Glaser refers repeatedly in the book to the “elite.” Who might they be? Glaser concedes that she was not referring to specific people, but rather to a specific group. “I do think there is a material reality there, that power and wealth is being concentrated at the tip. So I do look at political elites who are often multimillionaires. I see CEOs whose pay is hundreds of times higher than that of the average employee.”
And it is not just vested interests with a desire to preserve the status quo; it’s also, as she sees it, about the vested interests controlling the tools to perpetuate a self-serving set of circumstances. “I also see PR as being something that just the rich and powerful are able to use, because [the tools of] PR are expensive.

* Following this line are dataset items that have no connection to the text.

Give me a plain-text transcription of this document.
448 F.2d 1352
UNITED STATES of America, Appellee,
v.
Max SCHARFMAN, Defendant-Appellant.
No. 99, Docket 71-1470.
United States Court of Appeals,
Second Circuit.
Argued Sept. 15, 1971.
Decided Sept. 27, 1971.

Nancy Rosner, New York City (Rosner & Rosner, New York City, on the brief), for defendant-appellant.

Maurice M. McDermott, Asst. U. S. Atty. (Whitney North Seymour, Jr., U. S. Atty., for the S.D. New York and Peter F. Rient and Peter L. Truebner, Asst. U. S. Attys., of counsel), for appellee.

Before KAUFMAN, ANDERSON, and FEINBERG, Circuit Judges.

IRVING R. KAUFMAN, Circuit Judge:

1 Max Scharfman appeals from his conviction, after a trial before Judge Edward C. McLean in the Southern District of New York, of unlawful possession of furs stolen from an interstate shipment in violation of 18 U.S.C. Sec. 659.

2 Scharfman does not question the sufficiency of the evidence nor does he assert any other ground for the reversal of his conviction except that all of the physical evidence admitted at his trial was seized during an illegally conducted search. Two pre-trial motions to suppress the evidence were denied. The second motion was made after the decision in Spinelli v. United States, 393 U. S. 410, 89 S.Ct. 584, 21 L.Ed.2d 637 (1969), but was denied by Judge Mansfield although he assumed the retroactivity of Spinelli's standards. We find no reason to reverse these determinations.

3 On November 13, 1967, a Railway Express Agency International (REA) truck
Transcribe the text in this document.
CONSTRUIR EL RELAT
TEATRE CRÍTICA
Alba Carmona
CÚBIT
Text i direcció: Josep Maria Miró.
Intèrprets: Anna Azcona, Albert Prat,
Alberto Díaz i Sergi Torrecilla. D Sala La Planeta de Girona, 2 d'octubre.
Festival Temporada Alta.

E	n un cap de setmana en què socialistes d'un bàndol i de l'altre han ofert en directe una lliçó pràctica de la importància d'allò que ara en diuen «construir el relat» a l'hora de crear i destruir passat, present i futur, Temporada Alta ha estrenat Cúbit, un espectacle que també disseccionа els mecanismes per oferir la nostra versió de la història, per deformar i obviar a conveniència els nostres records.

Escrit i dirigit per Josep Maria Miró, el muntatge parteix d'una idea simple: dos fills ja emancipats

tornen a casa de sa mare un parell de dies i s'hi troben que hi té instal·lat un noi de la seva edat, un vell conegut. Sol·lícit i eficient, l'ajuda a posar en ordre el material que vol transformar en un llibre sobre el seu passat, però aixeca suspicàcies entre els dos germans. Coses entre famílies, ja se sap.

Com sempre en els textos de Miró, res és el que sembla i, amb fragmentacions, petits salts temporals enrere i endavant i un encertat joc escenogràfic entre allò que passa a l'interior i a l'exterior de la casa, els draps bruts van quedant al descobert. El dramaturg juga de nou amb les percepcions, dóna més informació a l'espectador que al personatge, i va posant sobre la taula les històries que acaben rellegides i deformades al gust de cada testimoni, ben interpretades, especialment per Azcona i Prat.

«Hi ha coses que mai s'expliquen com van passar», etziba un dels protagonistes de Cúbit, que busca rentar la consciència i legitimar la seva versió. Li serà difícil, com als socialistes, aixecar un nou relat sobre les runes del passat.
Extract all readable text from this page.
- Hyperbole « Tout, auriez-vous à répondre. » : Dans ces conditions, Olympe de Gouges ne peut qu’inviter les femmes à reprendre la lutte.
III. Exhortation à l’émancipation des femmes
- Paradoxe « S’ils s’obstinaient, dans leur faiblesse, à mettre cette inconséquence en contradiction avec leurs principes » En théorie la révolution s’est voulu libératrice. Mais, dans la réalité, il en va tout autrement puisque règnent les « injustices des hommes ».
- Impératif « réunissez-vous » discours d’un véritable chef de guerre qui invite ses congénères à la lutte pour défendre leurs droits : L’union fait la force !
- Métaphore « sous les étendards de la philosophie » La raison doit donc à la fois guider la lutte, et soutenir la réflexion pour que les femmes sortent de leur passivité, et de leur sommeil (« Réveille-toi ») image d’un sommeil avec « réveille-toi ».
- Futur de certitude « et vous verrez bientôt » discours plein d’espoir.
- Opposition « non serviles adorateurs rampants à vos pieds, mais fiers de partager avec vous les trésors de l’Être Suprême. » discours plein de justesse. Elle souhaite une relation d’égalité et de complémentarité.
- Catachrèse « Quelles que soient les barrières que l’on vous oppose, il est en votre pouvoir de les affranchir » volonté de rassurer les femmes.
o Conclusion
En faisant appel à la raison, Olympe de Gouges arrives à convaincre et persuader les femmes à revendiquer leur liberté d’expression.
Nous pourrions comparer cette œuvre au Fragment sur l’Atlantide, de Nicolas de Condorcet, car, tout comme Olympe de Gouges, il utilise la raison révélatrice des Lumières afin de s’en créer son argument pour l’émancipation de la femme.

I think that power is propagated in a very material way, just because people have the resources to pay the piper to disseminate their message.”
While an entertaining, thought-provoking and at times provocative read, Get Real does not always strike the sweet spot. There’s this issue of the “elites,” for instance; it’s a bit difficult to establish malice aforethought on their part without naming names, so to speak. And then there’s Glaser’s deliberately argumentative tone, which gives the book character, but at the expense of precision.
One could argue that that is the problem of ideology – her ideology, oddly enough. While pragmatists and wishy-washy drifters can be seen as a danger to the social fabric, ideologues can be just as lethal, albeit through the rigid inability to negotiate compromise.
Glaser has a PhD in English literature (“literary criticism is about reading between the lines, and I try to apply that to reading the world,” she says), and works as a radio producer at the BBC. Interestingly, the seeds of her book were sown while she was on maternity leave. “I felt like I was looking at the world in a slightly different way, now that I was away from the usual habits and routines of work.”
Parenthood always prompts reevaluation of one’s personal values, too. “When you are bringing a child into the world, you think there seems to be so much good going on in the world. There are grounds for optimism.”
Optimism or not, Glaser likes to ruffle feathers, it seems. Her previous book, Judaism without Jews: Philosemitism and Christian Polemic in Early Modern England proposes that contrary to the received wisdom, Oliver Cromwell’s readmission of the Jews to England in 1656 was not “the culmination of a Christian enthusiasm for Jewish ideas,” but rather an inchoate event, symptomatic of a very ambivalent philosemitism among the British.
Even so, she is – quite reasonably – wary when asked to turn her analysis of the loss of ideological thought – of people saying what they mean and acting accordingly – to that notorious cesspool of subterfuge and disingenuous talking: the relationship between Israel and the Palestinians.
“It is outside my area of expertise,” she says. But she is fair game, and gives it a shot. “I suppose that in terms of the Middle East, one obvious illusion is the notion that Israel can be violence- free.” She is referring to the belief that – one way or the other – all acts of violence and aggression can be stopped. “I think that if we accept the fact that there is always going to be a measure of violence, a measure of discord, and that we just want to improve things, then that would be a more realistic way forward.”
Which seems fair enough. Anyone listening?